Özellikle son yıllarda bizim ‘Öküz Türkçesi’ diye tabir ettiğimiz dil (ki biz bu dili bilmiyoruz) hayli yaygın bir durum almaya başladı.
Şimdi..
Neden ‘Öküz Türkçesi’ ?
1. Özenti
Bu dil(in) bu kadar yaygınlaşmasının temel nedenidir bana göre.
2. Kısa kesme
Örneğin telefon mesajlarında. Pek kıymetli parmaklar iki tuşa daha fazla basamıyor,basmıyor. Bu da zamanla;
Seviyorum
Seviyorm
Sevyrm
(Burada özentiyle yoğurmaca)
“Sefiom,sefiorm,sewiorm,sewiom”
v.s,v.s gibi nedenler…
Dışında; bu dilin devamlılığını getiren,Türkçeyi yozlaştıran başkaca nedenlerde var elbet.
Mesela;
Eğitimcilerin Eğitmemeleri
Gören,duyan,bilen onlarca eğitimcinin öğrencilerine, çevrelerine, bu konu da müdahale etmediğine tanıklık eden benim gibi kaç kişi vardır dersiniz?

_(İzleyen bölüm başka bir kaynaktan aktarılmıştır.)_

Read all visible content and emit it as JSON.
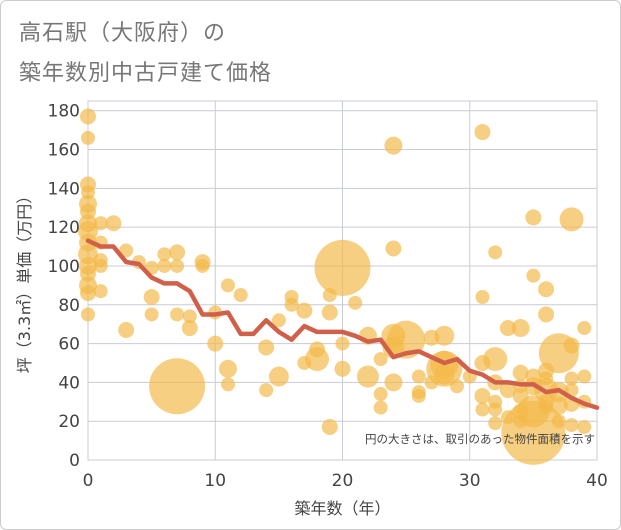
{
  "title_line1": "高石駅（大阪府）の",
  "title_line2": "築年数別中古戸建て価格",
  "colors": {
    "bubble": "#f3b847",
    "line": "#d0604a",
    "grid": "#c8ccd4",
    "text": "#444444",
    "title": "#777777"
  },
  "chart_data": {
    "type": "scatter",
    "xlabel": "築年数（年）",
    "ylabel": "坪（3.3㎡）単価（万円）",
    "xlim": [
      0,
      40
    ],
    "ylim": [
      0,
      185
    ],
    "xticks": [
      0,
      10,
      20,
      30,
      40
    ],
    "yticks": [
      0,
      20,
      40,
      60,
      80,
      100,
      120,
      140,
      160,
      180
    ],
    "grid": true,
    "annotation": "円の大きさは、取引のあった物件面積を示す",
    "scatter_points": [
      {
        "x": 0,
        "y": 177,
        "size": 8
      },
      {
        "x": 0,
        "y": 166,
        "size": 7
      },
      {
        "x": 0,
        "y": 142,
        "size": 8
      },
      {
        "x": 0,
        "y": 138,
        "size": 7
      },
      {
        "x": 0,
        "y": 132,
        "size": 9
      },
      {
        "x": 0,
        "y": 128,
        "size": 8
      },
      {
        "x": 0,
        "y": 122,
        "size": 9
      },
      {
        "x": 0,
        "y": 118,
        "size": 10
      },
      {
        "x": 0,
        "y": 112,
        "size": 9
      },
      {
        "x": 0,
        "y": 106,
        "size": 10
      },
      {
        "x": 0,
        "y": 100,
        "size": 9
      },
      {
        "x": 0,
        "y": 96,
        "size": 8
      },
      {
        "x": 0,
        "y": 90,
        "size": 9
      },
      {
        "x": 0,
        "y": 86,
        "size": 8
      },
      {
        "x": 0,
        "y": 75,
        "size": 7
      },
      {
        "x": 1,
        "y": 122,
        "size": 7
      },
      {
        "x": 1,
        "y": 112,
        "size": 7
      },
      {
        "x": 1,
        "y": 103,
        "size": 7
      },
      {
        "x": 1,
        "y": 100,
        "size": 7
      },
      {
        "x": 1,
        "y": 87,
        "size": 7
      },
      {
        "x": 2,
        "y": 122,
        "size": 8
      },
      {
        "x": 3,
        "y": 108,
        "size": 7
      },
      {
        "x": 3,
        "y": 67,
        "size": 8
      },
      {
        "x": 4,
        "y": 102,
        "size": 7
      },
      {
        "x": 5,
        "y": 99,
        "size": 7
      },
      {
        "x": 5,
        "y": 84,
        "size": 8
      },
      {
        "x": 5,
        "y": 75,
        "size": 7
      },
      {
        "x": 6,
        "y": 106,
        "size": 7
      },
      {
        "x": 6,
        "y": 100,
        "size": 7
      },
      {
        "x": 7,
        "y": 107,
        "size": 8
      },
      {
        "x": 7,
        "y": 100,
        "size": 7
      },
      {
        "x": 7,
        "y": 75,
        "size": 7
      },
      {
        "x": 7,
        "y": 38,
        "size": 28
      },
      {
        "x": 8,
        "y": 74,
        "size": 7
      },
      {
        "x": 8,
        "y": 68,
        "size": 8
      },
      {
        "x": 9,
        "y": 102,
        "size": 8
      },
      {
        "x": 9,
        "y": 100,
        "size": 7
      },
      {
        "x": 10,
        "y": 76,
        "size": 7
      },
      {
        "x": 10,
        "y": 60,
        "size": 8
      },
      {
        "x": 11,
        "y": 90,
        "size": 7
      },
      {
        "x": 11,
        "y": 47,
        "size": 9
      },
      {
        "x": 11,
        "y": 39,
        "size": 7
      },
      {
        "x": 12,
        "y": 85,
        "size": 7
      },
      {
        "x": 14,
        "y": 58,
        "size": 8
      },
      {
        "x": 14,
        "y": 36,
        "size": 7
      },
      {
        "x": 15,
        "y": 72,
        "size": 7
      },
      {
        "x": 15,
        "y": 43,
        "size": 10
      },
      {
        "x": 16,
        "y": 84,
        "size": 7
      },
      {
        "x": 16,
        "y": 80,
        "size": 7
      },
      {
        "x": 17,
        "y": 77,
        "size": 8
      },
      {
        "x": 17,
        "y": 50,
        "size": 7
      },
      {
        "x": 18,
        "y": 57,
        "size": 8
      },
      {
        "x": 18,
        "y": 52,
        "size": 12
      },
      {
        "x": 19,
        "y": 85,
        "size": 7
      },
      {
        "x": 19,
        "y": 76,
        "size": 8
      },
      {
        "x": 19,
        "y": 17,
        "size": 8
      },
      {
        "x": 20,
        "y": 99,
        "size": 28
      },
      {
        "x": 20,
        "y": 60,
        "size": 7
      },
      {
        "x": 20,
        "y": 47,
        "size": 8
      },
      {
        "x": 21,
        "y": 81,
        "size": 7
      },
      {
        "x": 22,
        "y": 64,
        "size": 9
      },
      {
        "x": 22,
        "y": 43,
        "size": 11
      },
      {
        "x": 23,
        "y": 52,
        "size": 7
      },
      {
        "x": 23,
        "y": 34,
        "size": 7
      },
      {
        "x": 23,
        "y": 27,
        "size": 7
      },
      {
        "x": 24,
        "y": 162,
        "size": 9
      },
      {
        "x": 24,
        "y": 109,
        "size": 8
      },
      {
        "x": 24,
        "y": 64,
        "size": 12
      },
      {
        "x": 24,
        "y": 58,
        "size": 11
      },
      {
        "x": 24,
        "y": 40,
        "size": 9
      },
      {
        "x": 25,
        "y": 62,
        "size": 19
      },
      {
        "x": 26,
        "y": 43,
        "size": 7
      },
      {
        "x": 26,
        "y": 35,
        "size": 7
      },
      {
        "x": 26,
        "y": 33,
        "size": 7
      },
      {
        "x": 27,
        "y": 63,
        "size": 8
      },
      {
        "x": 27,
        "y": 40,
        "size": 7
      },
      {
        "x": 28,
        "y": 64,
        "size": 10
      },
      {
        "x": 28,
        "y": 49,
        "size": 14
      },
      {
        "x": 28,
        "y": 44,
        "size": 10
      },
      {
        "x": 28,
        "y": 47,
        "size": 18
      },
      {
        "x": 29,
        "y": 38,
        "size": 7
      },
      {
        "x": 30,
        "y": 43,
        "size": 7
      },
      {
        "x": 31,
        "y": 169,
        "size": 8
      },
      {
        "x": 31,
        "y": 84,
        "size": 7
      },
      {
        "x": 31,
        "y": 50,
        "size": 8
      },
      {
        "x": 31,
        "y": 33,
        "size": 8
      },
      {
        "x": 31,
        "y": 26,
        "size": 7
      },
      {
        "x": 32,
        "y": 107,
        "size": 7
      },
      {
        "x": 32,
        "y": 52,
        "size": 12
      },
      {
        "x": 32,
        "y": 40,
        "size": 8
      },
      {
        "x": 32,
        "y": 30,
        "size": 7
      },
      {
        "x": 32,
        "y": 26,
        "size": 7
      },
      {
        "x": 32,
        "y": 19,
        "size": 7
      },
      {
        "x": 33,
        "y": 68,
        "size": 8
      },
      {
        "x": 33,
        "y": 36,
        "size": 8
      },
      {
        "x": 33,
        "y": 22,
        "size": 7
      },
      {
        "x": 34,
        "y": 68,
        "size": 9
      },
      {
        "x": 34,
        "y": 45,
        "size": 8
      },
      {
        "x": 34,
        "y": 38,
        "size": 7
      },
      {
        "x": 34,
        "y": 33,
        "size": 8
      },
      {
        "x": 34,
        "y": 25,
        "size": 8
      },
      {
        "x": 34,
        "y": 20,
        "size": 7
      },
      {
        "x": 35,
        "y": 125,
        "size": 8
      },
      {
        "x": 35,
        "y": 95,
        "size": 7
      },
      {
        "x": 35,
        "y": 43,
        "size": 8
      },
      {
        "x": 35,
        "y": 38,
        "size": 9
      },
      {
        "x": 35,
        "y": 25,
        "size": 16
      },
      {
        "x": 35,
        "y": 14,
        "size": 32
      },
      {
        "x": 36,
        "y": 88,
        "size": 8
      },
      {
        "x": 36,
        "y": 75,
        "size": 8
      },
      {
        "x": 36,
        "y": 46,
        "size": 8
      },
      {
        "x": 36,
        "y": 42,
        "size": 7
      },
      {
        "x": 36,
        "y": 36,
        "size": 12
      },
      {
        "x": 36,
        "y": 30,
        "size": 8
      },
      {
        "x": 36,
        "y": 27,
        "size": 7
      },
      {
        "x": 37,
        "y": 55,
        "size": 20
      },
      {
        "x": 37,
        "y": 35,
        "size": 10
      },
      {
        "x": 37,
        "y": 28,
        "size": 9
      },
      {
        "x": 37,
        "y": 20,
        "size": 7
      },
      {
        "x": 38,
        "y": 124,
        "size": 12
      },
      {
        "x": 38,
        "y": 59,
        "size": 8
      },
      {
        "x": 38,
        "y": 42,
        "size": 7
      },
      {
        "x": 38,
        "y": 36,
        "size": 7
      },
      {
        "x": 38,
        "y": 29,
        "size": 8
      },
      {
        "x": 38,
        "y": 18,
        "size": 7
      },
      {
        "x": 39,
        "y": 68,
        "size": 7
      },
      {
        "x": 39,
        "y": 43,
        "size": 7
      },
      {
        "x": 39,
        "y": 30,
        "size": 7
      },
      {
        "x": 39,
        "y": 17,
        "size": 7
      }
    ],
    "trend_line": {
      "x": [
        0,
        1,
        2,
        3,
        4,
        5,
        6,
        7,
        8,
        9,
        10,
        11,
        12,
        13,
        14,
        15,
        16,
        17,
        18,
        19,
        20,
        21,
        22,
        23,
        24,
        25,
        26,
        27,
        28,
        29,
        30,
        31,
        32,
        33,
        34,
        35,
        36,
        37,
        38,
        39,
        40
      ],
      "y": [
        113,
        110,
        110,
        102,
        101,
        94,
        91,
        91,
        87,
        75,
        75,
        76,
        65,
        65,
        72,
        66,
        62,
        69,
        66,
        66,
        66,
        64,
        61,
        62,
        53,
        55,
        56,
        53,
        50,
        52,
        46,
        44,
        40,
        40,
        39,
        39,
        35,
        36,
        32,
        29,
        27
      ]
    }
  }
}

Bir hayli çoktur zira Türkçeyi korumayı bilen eğitimcilerimiz artık pek yoktur. Eğit(e)memelerinin nedenlerinden biri de belki kendilerinde o çembere dahil olmalarıdır,kim bilir…
Mesela;
İletişim Araçları
Televizyon,gazete vb… Türkçeyi özentisiz kullanmalarının yanı sıra,her birinin artık kendine has üslübu ile seyirciye,okuyucuya ulaşmaları kendilerini Türkçe'den uzaklaştırırken, Türkçe'siz kitlenin ‘Türkçesiz’liğine de katkı sağlamaktadır.
Peki biz neden takıntı(!)lı olmalıyız bu konu da bu kadar..
Çünkü ‘Türk’ genciyiz.
Çünkü Mustafa Kemalin eserleriyiz...
Çünkü Onun evladı ve eseriysek; bize bıraktıklarını kendimiz kadar önemsemeli,sahip çıkmalıyız.
Çünkü biz emanete ihanet (İhanet değil diyenin milli bilincinden şüphe ederim!) edenlerle savaşmak zorundayız.
Çünkü bizden sonra ki nesilleri de düşünüyor,onlara ‘Öz Türkçe’ bırakmak istiyoruz...
…
Özgürlükten bahseden,istediği gibi konuşma hakkına sahip olduğunu söyleyenlere, ‘öz’gürlük anlayışlarını ve ‘kim’liklerini tekrar sorgulamalarını tavsiye ediyorum.
Ve diyorum ki
En azından çevremizde bu konuda Hassas olalım.
TÜRKÇEMİZİ GÜZEL KULLANMAYA DİKKAT EDELİM
TÜRKÇE'NİN BİR EKSİĞİ YOK..YA BİZİM??